Early on, I noticed that a lot of my new Facebook “friends” were writers or people who claimed to want to write, so I decided to give them a chance. I dubbed my new brainchild “The Facebook Writing Experiment Game” or FBWEG, for short. Every so often I posted a writing prompt as my status update and anyone able to view my “wall” was invited to add their contribution as a comment in the comments section. They might write a completely original scene, create a character, express a philosophy, or share a memory. It might be fiction, non-fiction, all tell, all show, all narration, all dialogue, or some combination. The only objective was to get people writing and the only rule was to limit the entry to three sentences (a rule immediately and universally ignored by everyone involved).
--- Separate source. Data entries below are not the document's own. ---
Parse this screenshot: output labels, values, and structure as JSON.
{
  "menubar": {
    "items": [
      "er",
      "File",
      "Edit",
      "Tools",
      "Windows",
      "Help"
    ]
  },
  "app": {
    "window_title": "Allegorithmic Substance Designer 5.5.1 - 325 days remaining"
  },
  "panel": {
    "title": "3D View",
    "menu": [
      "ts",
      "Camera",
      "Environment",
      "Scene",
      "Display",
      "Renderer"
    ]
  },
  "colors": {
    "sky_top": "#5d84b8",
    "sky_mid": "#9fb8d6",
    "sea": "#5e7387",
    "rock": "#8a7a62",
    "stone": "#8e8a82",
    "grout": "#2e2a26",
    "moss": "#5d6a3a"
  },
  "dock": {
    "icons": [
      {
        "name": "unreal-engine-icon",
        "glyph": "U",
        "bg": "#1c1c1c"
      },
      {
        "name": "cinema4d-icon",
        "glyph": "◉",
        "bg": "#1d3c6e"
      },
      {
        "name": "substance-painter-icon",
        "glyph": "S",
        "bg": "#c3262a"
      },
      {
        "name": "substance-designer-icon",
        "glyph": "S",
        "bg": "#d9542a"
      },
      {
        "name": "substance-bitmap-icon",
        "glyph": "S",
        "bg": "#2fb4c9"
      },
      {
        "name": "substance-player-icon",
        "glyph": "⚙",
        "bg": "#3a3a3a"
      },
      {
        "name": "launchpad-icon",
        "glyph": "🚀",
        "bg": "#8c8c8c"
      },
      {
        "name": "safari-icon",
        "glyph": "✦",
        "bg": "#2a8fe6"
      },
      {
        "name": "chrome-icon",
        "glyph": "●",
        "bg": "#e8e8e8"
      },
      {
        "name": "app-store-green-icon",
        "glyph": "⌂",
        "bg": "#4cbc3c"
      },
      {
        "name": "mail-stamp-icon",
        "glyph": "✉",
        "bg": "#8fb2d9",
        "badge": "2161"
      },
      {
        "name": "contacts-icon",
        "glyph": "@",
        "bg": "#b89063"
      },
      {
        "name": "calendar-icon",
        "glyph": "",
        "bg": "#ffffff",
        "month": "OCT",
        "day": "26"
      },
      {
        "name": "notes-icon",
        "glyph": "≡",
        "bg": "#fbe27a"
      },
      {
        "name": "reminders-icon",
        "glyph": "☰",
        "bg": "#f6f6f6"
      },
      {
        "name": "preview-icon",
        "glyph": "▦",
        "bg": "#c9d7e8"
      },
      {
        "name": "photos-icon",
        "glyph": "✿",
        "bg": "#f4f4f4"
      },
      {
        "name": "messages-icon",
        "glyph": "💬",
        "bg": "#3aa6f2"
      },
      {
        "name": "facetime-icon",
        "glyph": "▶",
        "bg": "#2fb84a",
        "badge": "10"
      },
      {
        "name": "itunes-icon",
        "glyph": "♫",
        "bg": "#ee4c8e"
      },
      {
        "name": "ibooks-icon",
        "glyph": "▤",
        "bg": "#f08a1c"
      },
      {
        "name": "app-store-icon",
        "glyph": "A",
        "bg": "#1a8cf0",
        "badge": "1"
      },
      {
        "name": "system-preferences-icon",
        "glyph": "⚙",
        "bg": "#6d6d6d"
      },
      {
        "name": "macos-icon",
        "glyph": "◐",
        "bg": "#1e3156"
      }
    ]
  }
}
So I invite you now to participate in a similar experiment here at The Scrib. I’m calling it “The Scrib Gym,” because I see it as a place for you to get a bit of a workout. And the good news is that in this gym you don’t have to worry about the guy who smells like garlic leaving his sweaty rump print on the seat of the machine.
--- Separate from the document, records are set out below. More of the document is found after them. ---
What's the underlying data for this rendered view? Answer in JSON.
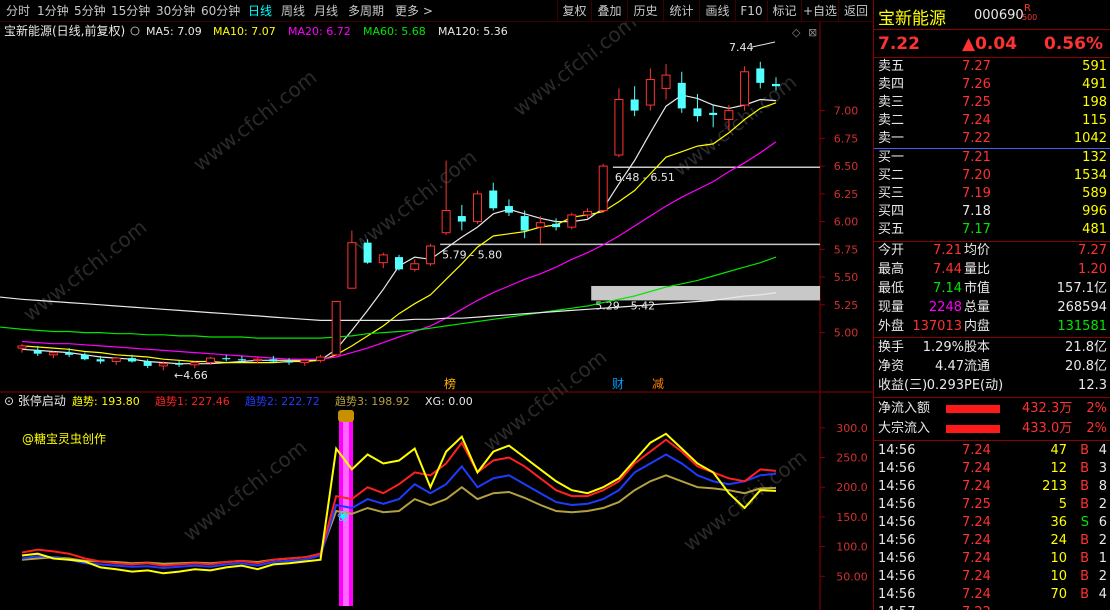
{
  "toolbar": {
    "left_items": [
      "分时",
      "1分钟",
      "5分钟",
      "15分钟",
      "30分钟",
      "60分钟",
      "日线",
      "周线",
      "月线",
      "多周期",
      "更多 >"
    ],
    "right_items": [
      "复权",
      "叠加",
      "历史",
      "统计",
      "画线",
      "F10",
      "标记",
      "+自选",
      "返回"
    ],
    "active": "日线"
  },
  "price_panel": {
    "title": "宝新能源(日线,前复权)",
    "ma": [
      {
        "label": "MA5: 7.09",
        "color": "#e8e8e8"
      },
      {
        "label": "MA10: 7.07",
        "color": "#ffff00"
      },
      {
        "label": "MA20: 6.72",
        "color": "#ff00ff"
      },
      {
        "label": "MA60: 5.68",
        "color": "#00e600"
      },
      {
        "label": "MA120: 5.36",
        "color": "#e8e8e8"
      }
    ],
    "y_ticks": [
      "7.00",
      "6.75",
      "6.50",
      "6.25",
      "6.00",
      "5.75",
      "5.50",
      "5.25",
      "5.00"
    ],
    "high_label": "7.44",
    "low_label": "4.66",
    "zones": [
      "6.48 - 6.51",
      "5.79 - 5.80",
      "5.29 - 5.42"
    ],
    "event_labels": [
      {
        "text": "榜",
        "color": "#ffb400"
      },
      {
        "text": "财",
        "color": "#00a0ff"
      },
      {
        "text": "减",
        "color": "#ff8000"
      }
    ],
    "watermark": "www.cfchi.com"
  },
  "indicator_panel": {
    "title": "张停启动",
    "values": [
      {
        "label": "趋势: 193.80",
        "color": "#ffff00"
      },
      {
        "label": "趋势1: 227.46",
        "color": "#ff2020"
      },
      {
        "label": "趋势2: 222.72",
        "color": "#1e3cff"
      },
      {
        "label": "趋势3: 198.92",
        "color": "#b4a040"
      },
      {
        "label": "XG: 0.00",
        "color": "#e8e8e8"
      }
    ],
    "credit": "@糖宝灵虫创作",
    "y_ticks": [
      "300.0",
      "250.0",
      "200.0",
      "150.0",
      "100.0",
      "50.00"
    ]
  },
  "chart_data": [
    {
      "type": "candlestick",
      "title": "宝新能源(日线,前复权)",
      "ylim": [
        4.6,
        7.6
      ],
      "ohlc": [
        [
          4.86,
          4.9,
          4.82,
          4.88
        ],
        [
          4.84,
          4.88,
          4.79,
          4.81
        ],
        [
          4.8,
          4.83,
          4.77,
          4.82
        ],
        [
          4.82,
          4.86,
          4.78,
          4.8
        ],
        [
          4.8,
          4.82,
          4.75,
          4.76
        ],
        [
          4.76,
          4.79,
          4.72,
          4.74
        ],
        [
          4.74,
          4.78,
          4.71,
          4.77
        ],
        [
          4.77,
          4.8,
          4.73,
          4.74
        ],
        [
          4.74,
          4.76,
          4.68,
          4.7
        ],
        [
          4.7,
          4.74,
          4.66,
          4.72
        ],
        [
          4.72,
          4.75,
          4.69,
          4.71
        ],
        [
          4.71,
          4.74,
          4.68,
          4.73
        ],
        [
          4.73,
          4.78,
          4.71,
          4.77
        ],
        [
          4.77,
          4.8,
          4.74,
          4.76
        ],
        [
          4.76,
          4.79,
          4.73,
          4.75
        ],
        [
          4.75,
          4.78,
          4.72,
          4.76
        ],
        [
          4.76,
          4.79,
          4.73,
          4.74
        ],
        [
          4.74,
          4.77,
          4.71,
          4.73
        ],
        [
          4.73,
          4.76,
          4.7,
          4.75
        ],
        [
          4.75,
          4.8,
          4.73,
          4.78
        ],
        [
          4.8,
          5.28,
          4.79,
          5.28
        ],
        [
          5.4,
          5.92,
          5.4,
          5.81
        ],
        [
          5.81,
          5.84,
          5.62,
          5.63
        ],
        [
          5.63,
          5.72,
          5.58,
          5.7
        ],
        [
          5.68,
          5.7,
          5.56,
          5.57
        ],
        [
          5.57,
          5.66,
          5.55,
          5.62
        ],
        [
          5.62,
          5.8,
          5.6,
          5.78
        ],
        [
          5.9,
          6.55,
          5.88,
          6.1
        ],
        [
          6.05,
          6.15,
          5.92,
          6.0
        ],
        [
          6.0,
          6.28,
          5.98,
          6.25
        ],
        [
          6.28,
          6.35,
          6.1,
          6.12
        ],
        [
          6.14,
          6.2,
          6.05,
          6.08
        ],
        [
          6.05,
          6.1,
          5.85,
          5.92
        ],
        [
          5.95,
          6.05,
          5.8,
          5.99
        ],
        [
          5.98,
          6.03,
          5.92,
          5.95
        ],
        [
          5.95,
          6.08,
          5.93,
          6.06
        ],
        [
          6.06,
          6.12,
          6.03,
          6.09
        ],
        [
          6.1,
          6.52,
          6.08,
          6.5
        ],
        [
          6.6,
          7.2,
          6.58,
          7.1
        ],
        [
          7.1,
          7.22,
          6.95,
          7.0
        ],
        [
          7.05,
          7.38,
          7.0,
          7.28
        ],
        [
          7.2,
          7.42,
          7.1,
          7.32
        ],
        [
          7.25,
          7.35,
          6.98,
          7.02
        ],
        [
          7.02,
          7.15,
          6.9,
          6.95
        ],
        [
          6.98,
          7.05,
          6.85,
          6.96
        ],
        [
          6.92,
          7.05,
          6.82,
          7.0
        ],
        [
          7.05,
          7.4,
          7.0,
          7.35
        ],
        [
          7.38,
          7.44,
          7.2,
          7.25
        ],
        [
          7.24,
          7.3,
          7.18,
          7.22
        ]
      ],
      "ma_series": [
        {
          "name": "MA5",
          "color": "#e8e8e8",
          "values": [
            4.85,
            4.84,
            4.83,
            4.82,
            4.8,
            4.78,
            4.77,
            4.76,
            4.74,
            4.73,
            4.72,
            4.72,
            4.72,
            4.73,
            4.74,
            4.75,
            4.75,
            4.75,
            4.75,
            4.75,
            4.85,
            5.02,
            5.2,
            5.39,
            5.6,
            5.68,
            5.66,
            5.76,
            5.86,
            5.95,
            6.07,
            6.11,
            6.07,
            6.03,
            6.0,
            6.0,
            6.02,
            6.12,
            6.34,
            6.55,
            6.8,
            7.04,
            7.14,
            7.11,
            7.05,
            7.02,
            7.05,
            7.1,
            7.09
          ]
        },
        {
          "name": "MA10",
          "color": "#ffff00",
          "values": [
            4.88,
            4.87,
            4.86,
            4.85,
            4.83,
            4.82,
            4.8,
            4.79,
            4.78,
            4.76,
            4.75,
            4.74,
            4.74,
            4.73,
            4.73,
            4.73,
            4.73,
            4.74,
            4.74,
            4.75,
            4.8,
            4.88,
            4.97,
            5.06,
            5.17,
            5.26,
            5.34,
            5.48,
            5.62,
            5.77,
            5.87,
            5.89,
            5.91,
            5.95,
            5.97,
            6.04,
            6.06,
            6.09,
            6.18,
            6.28,
            6.43,
            6.58,
            6.63,
            6.68,
            6.7,
            6.8,
            6.92,
            7.02,
            7.07
          ]
        },
        {
          "name": "MA20",
          "color": "#ff00ff",
          "values": [
            4.92,
            4.91,
            4.9,
            4.9,
            4.89,
            4.88,
            4.87,
            4.86,
            4.85,
            4.84,
            4.83,
            4.82,
            4.81,
            4.8,
            4.79,
            4.78,
            4.77,
            4.76,
            4.76,
            4.76,
            4.78,
            4.82,
            4.86,
            4.91,
            4.96,
            5.01,
            5.06,
            5.13,
            5.21,
            5.29,
            5.36,
            5.42,
            5.48,
            5.53,
            5.59,
            5.66,
            5.72,
            5.79,
            5.87,
            5.96,
            6.05,
            6.14,
            6.22,
            6.29,
            6.36,
            6.45,
            6.53,
            6.62,
            6.72
          ]
        },
        {
          "name": "MA60",
          "color": "#00e600",
          "values": [
            5.03,
            5.02,
            5.01,
            5.01,
            5.0,
            5.0,
            4.99,
            4.99,
            4.98,
            4.98,
            4.97,
            4.97,
            4.96,
            4.96,
            4.96,
            4.95,
            4.95,
            4.95,
            4.95,
            4.95,
            4.96,
            4.97,
            4.99,
            5.0,
            5.01,
            5.02,
            5.04,
            5.06,
            5.08,
            5.1,
            5.12,
            5.14,
            5.16,
            5.18,
            5.2,
            5.22,
            5.24,
            5.27,
            5.3,
            5.33,
            5.37,
            5.41,
            5.44,
            5.47,
            5.51,
            5.55,
            5.59,
            5.63,
            5.68
          ]
        },
        {
          "name": "MA120",
          "color": "#e8e8e8",
          "values": [
            5.3,
            5.29,
            5.28,
            5.27,
            5.26,
            5.25,
            5.24,
            5.23,
            5.22,
            5.21,
            5.2,
            5.19,
            5.18,
            5.17,
            5.16,
            5.15,
            5.14,
            5.13,
            5.12,
            5.11,
            5.11,
            5.11,
            5.11,
            5.11,
            5.11,
            5.12,
            5.12,
            5.13,
            5.13,
            5.14,
            5.15,
            5.16,
            5.17,
            5.18,
            5.19,
            5.2,
            5.21,
            5.22,
            5.23,
            5.24,
            5.25,
            5.26,
            5.27,
            5.28,
            5.29,
            5.31,
            5.33,
            5.34,
            5.36
          ]
        }
      ]
    },
    {
      "type": "line",
      "title": "张停启动",
      "ylim": [
        0,
        330
      ],
      "series": [
        {
          "name": "趋势",
          "color": "#ffff00",
          "values": [
            85,
            88,
            80,
            78,
            75,
            65,
            62,
            58,
            60,
            55,
            58,
            62,
            60,
            65,
            68,
            62,
            70,
            72,
            75,
            78,
            265,
            230,
            255,
            240,
            245,
            265,
            200,
            260,
            285,
            225,
            260,
            270,
            250,
            230,
            210,
            195,
            190,
            200,
            215,
            245,
            275,
            290,
            265,
            240,
            225,
            190,
            165,
            195,
            193.8
          ]
        },
        {
          "name": "趋势1",
          "color": "#ff2020",
          "values": [
            90,
            95,
            92,
            88,
            80,
            75,
            72,
            70,
            72,
            68,
            70,
            72,
            70,
            74,
            76,
            72,
            78,
            80,
            82,
            88,
            185,
            180,
            200,
            190,
            205,
            225,
            220,
            240,
            275,
            225,
            245,
            250,
            235,
            215,
            195,
            185,
            185,
            195,
            210,
            240,
            260,
            280,
            260,
            235,
            225,
            215,
            210,
            230,
            227.46
          ]
        },
        {
          "name": "趋势2",
          "color": "#1e3cff",
          "values": [
            80,
            84,
            82,
            78,
            72,
            70,
            68,
            66,
            67,
            64,
            66,
            68,
            66,
            70,
            72,
            68,
            74,
            76,
            78,
            85,
            170,
            165,
            180,
            172,
            180,
            205,
            190,
            205,
            235,
            200,
            215,
            220,
            205,
            190,
            175,
            170,
            172,
            180,
            195,
            225,
            240,
            255,
            240,
            220,
            210,
            205,
            210,
            220,
            222.72
          ]
        },
        {
          "name": "趋势3",
          "color": "#b4a040",
          "values": [
            78,
            80,
            82,
            80,
            76,
            75,
            74,
            72,
            73,
            71,
            72,
            73,
            72,
            74,
            76,
            74,
            78,
            80,
            82,
            88,
            160,
            155,
            165,
            158,
            160,
            180,
            170,
            180,
            200,
            180,
            190,
            192,
            182,
            170,
            160,
            158,
            160,
            165,
            175,
            195,
            210,
            220,
            210,
            200,
            198,
            195,
            190,
            198,
            198.92
          ]
        }
      ]
    }
  ],
  "quote": {
    "name": "宝新能源",
    "code": "000690",
    "tag": "R",
    "tag2": "500",
    "price": "7.22",
    "change": "▲0.04",
    "pct": "0.56%",
    "asks": [
      {
        "label": "卖五",
        "price": "7.27",
        "vol": "591"
      },
      {
        "label": "卖四",
        "price": "7.26",
        "vol": "491"
      },
      {
        "label": "卖三",
        "price": "7.25",
        "vol": "198"
      },
      {
        "label": "卖二",
        "price": "7.24",
        "vol": "115"
      },
      {
        "label": "卖一",
        "price": "7.22",
        "vol": "1042"
      }
    ],
    "bids": [
      {
        "label": "买一",
        "price": "7.21",
        "vol": "132",
        "pc": "r"
      },
      {
        "label": "买二",
        "price": "7.20",
        "vol": "1534",
        "pc": "r"
      },
      {
        "label": "买三",
        "price": "7.19",
        "vol": "589",
        "pc": "r"
      },
      {
        "label": "买四",
        "price": "7.18",
        "vol": "996",
        "pc": "w"
      },
      {
        "label": "买五",
        "price": "7.17",
        "vol": "481",
        "pc": "g"
      }
    ],
    "stats": [
      {
        "l1": "今开",
        "v1": "7.21",
        "c1": "r",
        "l2": "均价",
        "v2": "7.27",
        "c2": "r"
      },
      {
        "l1": "最高",
        "v1": "7.44",
        "c1": "r",
        "l2": "量比",
        "v2": "1.20",
        "c2": "r"
      },
      {
        "l1": "最低",
        "v1": "7.14",
        "c1": "g",
        "l2": "市值",
        "v2": "157.1亿",
        "c2": "w"
      },
      {
        "l1": "现量",
        "v1": "2248",
        "c1": "m",
        "l2": "总量",
        "v2": "268594",
        "c2": "w"
      },
      {
        "l1": "外盘",
        "v1": "137013",
        "c1": "r",
        "l2": "内盘",
        "v2": "131581",
        "c2": "g"
      }
    ],
    "stats2": [
      {
        "l1": "换手",
        "v1": "1.29%",
        "l2": "股本",
        "v2": "21.8亿"
      },
      {
        "l1": "净资",
        "v1": "4.47",
        "l2": "流通",
        "v2": "20.8亿"
      },
      {
        "l1": "收益(三)",
        "v1": "0.293",
        "l2": "PE(动)",
        "v2": "12.3"
      }
    ],
    "flows": [
      {
        "label": "净流入额",
        "value": "432.3万",
        "pct": "2%"
      },
      {
        "label": "大宗流入",
        "value": "433.0万",
        "pct": "2%"
      }
    ],
    "ticks": [
      {
        "t": "14:56",
        "p": "7.24",
        "v": "47",
        "s": "B",
        "n": "4",
        "vc": "y"
      },
      {
        "t": "14:56",
        "p": "7.24",
        "v": "12",
        "s": "B",
        "n": "3",
        "vc": "y"
      },
      {
        "t": "14:56",
        "p": "7.24",
        "v": "213",
        "s": "B",
        "n": "8",
        "vc": "y"
      },
      {
        "t": "14:56",
        "p": "7.25",
        "v": "5",
        "s": "B",
        "n": "2",
        "vc": "y"
      },
      {
        "t": "14:56",
        "p": "7.24",
        "v": "36",
        "s": "S",
        "n": "6",
        "vc": "y"
      },
      {
        "t": "14:56",
        "p": "7.24",
        "v": "24",
        "s": "B",
        "n": "2",
        "vc": "y"
      },
      {
        "t": "14:56",
        "p": "7.24",
        "v": "10",
        "s": "B",
        "n": "1",
        "vc": "y"
      },
      {
        "t": "14:56",
        "p": "7.24",
        "v": "10",
        "s": "B",
        "n": "2",
        "vc": "y"
      },
      {
        "t": "14:56",
        "p": "7.24",
        "v": "70",
        "s": "B",
        "n": "4",
        "vc": "y"
      },
      {
        "t": "14:57",
        "p": "7.22",
        "v": "",
        "s": "",
        "n": "",
        "vc": "y"
      }
    ]
  }
}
Here’s how it works: once a month, my blog post will include a prompt and, should inspiration strike, you may use the comments section to add your contribution—story, scene, character, memory, or philosophical thought. You can shoot from the hip in the editing field or revise until your face turns blue and then cut and paste. It’s entirely up to you. This won’t be about crits, karma, or competition. Our only goals are working out with words and having fun. Think of it as an opportunity to jumpstart your muse which, if I’m not mistaken, is a misdemeanor in many states.
Since merely posting a prompt would make for an extraordinarily short blog post, I will (usually) share my own contribution on the prompt and then spend some time exploring some other, atypically brief thoughts about writing.
For our purposes, I recommend we stay somewhere in the neighborhood of 100 words, probably less. This will force us to write tight. In closing, I want you to know that I have no interest in boring you, so when interest wanes, I will swiftly and mercifully put our experiment out of its misery and instead of boring you with a game, I will immediately return to boring you with my thoughts on writing.
I say we get started.
Today’s prompt is: Hotels and Motels.
Okay, who’s first? No pushing and shoving, please. Plenty of room for everyone.